Open Space Vision Plan
Denver’s parks and open spaces are critical to community health and ecosystem resiliency, but they are facing multiple ecological stresses–including invasive species, climate change, degradation from encampments and recreation, and development-related impacts. To address these issues, Biohabitats helped DPR develop a Vision Plan based on an integrated city-wide ecosystem approach. The Vision supports a network of landscapes for biodiversity, ecosystem services, wildlife, and stewardship. Based on a robust, six-month stakeholder engagement process, the plan established values, criteria, goals, strategies, and priority actions.
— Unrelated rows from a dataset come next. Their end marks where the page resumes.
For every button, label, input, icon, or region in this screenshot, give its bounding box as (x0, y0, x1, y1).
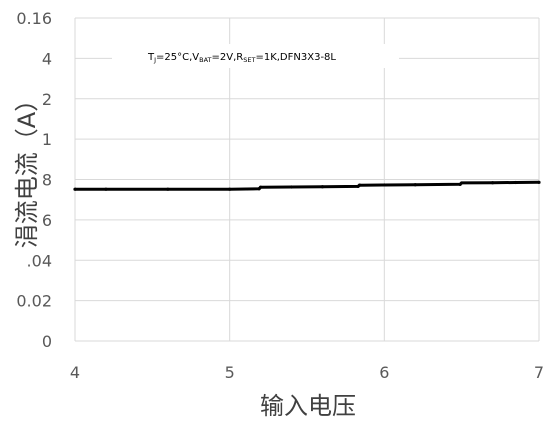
annotation-background (112, 44, 399, 68)
x-tick-label: 5 (225, 363, 235, 382)
data-point (460, 181, 464, 185)
y-tick-label: .04 (27, 251, 52, 270)
y-tick-label: 2 (42, 90, 52, 109)
data-point (320, 185, 325, 189)
data-point (491, 181, 495, 185)
y-tick-label: 0.16 (16, 9, 52, 28)
y-tick-label: 0.02 (16, 292, 52, 311)
annotation-v-sub: BAT (199, 56, 211, 64)
x-axis-title: 输入电压 (260, 392, 356, 420)
y-tick-label: 0 (42, 332, 52, 351)
data-point (357, 183, 362, 187)
grid (74, 17, 540, 342)
y-axis-title: 涓流电流（A） (13, 88, 41, 248)
data-point (166, 187, 170, 191)
data-point (104, 187, 108, 191)
annotation-t-sub: J (153, 56, 156, 64)
y-tick-label: 1 (42, 130, 52, 149)
annotation-t: T (147, 52, 155, 63)
data-point (382, 183, 386, 187)
data-point (514, 180, 518, 185)
data-point (289, 185, 294, 189)
x-tick-labels: 4 5 6 7 (70, 363, 543, 382)
y-tick-label: 8 (42, 171, 52, 190)
data-point (73, 187, 77, 191)
series-line (75, 180, 540, 191)
data-point (259, 185, 263, 189)
series (73, 180, 541, 191)
annotation: TJ=25°C,VBAT=2V,RSET=1K,DFN3X3-8L (147, 52, 336, 64)
annotation-r-sub: SET (243, 56, 255, 64)
y-tick-label: 4 (42, 49, 52, 68)
x-tick-label: 7 (534, 363, 543, 382)
data-point (413, 183, 417, 187)
data-point (228, 187, 232, 191)
annotation-t-value: =25°C,V (156, 52, 199, 63)
y-tick-labels: 0 0.02 .04 6 8 1 2 4 0.16 (16, 9, 52, 351)
data-point (537, 180, 541, 184)
annotation-r-value: =1K,DFN3X3-8L (255, 52, 336, 63)
x-tick-label: 6 (379, 363, 389, 382)
annotation-v-value: =2V,R (212, 52, 244, 63)
x-tick-label: 4 (70, 363, 80, 382)
y-tick-label: 6 (42, 211, 52, 230)
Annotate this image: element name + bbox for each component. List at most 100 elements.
The Plan also established the baseline categorization of existing urban open spaces/hybrid/traditional and waterways, criteria for incorporating new open spaces, an adaptive management framework, and programmatic functions and resources needed for implementation.
Municipal Turfgrass Study
With rising temperatures and reduced availability of water due to drought and record low flows in the Colorado River basin, irrigating turfgrass across the city of Denver is no longer economically or environmentally sustainable. To address this issue, enhance the policy already in place for parks, and comply with state water conservation guidance on turfgrass replacement, DPR is examining possibilities for a city-wide program to reduce potable water usage for irrigation and the quantity of turf in the city. Biohabitats led a collaborative visioning process with Denver staff and leadership from multiple departments to examine internal strategy options for turfgrass reduction. The study included geospatial analysis to map Denver’s non-recreational turf, review of turfgrass and water reduction policies and programs, and interviews with managers in comparable arid cities. The findings will help inform Denver’s development of standardized terminology, programs, and potential policies in coming years. The common vocabulary, fact summaries, and tools will assist Denver in transitioning to more sustainable water management and water-wise landscaping.
Another outcome has been to facilitate communication with partner agencies to make better ecologically informed decisions around adaptive management, land use, stormwater, nearby development, and climate adaptation strategies.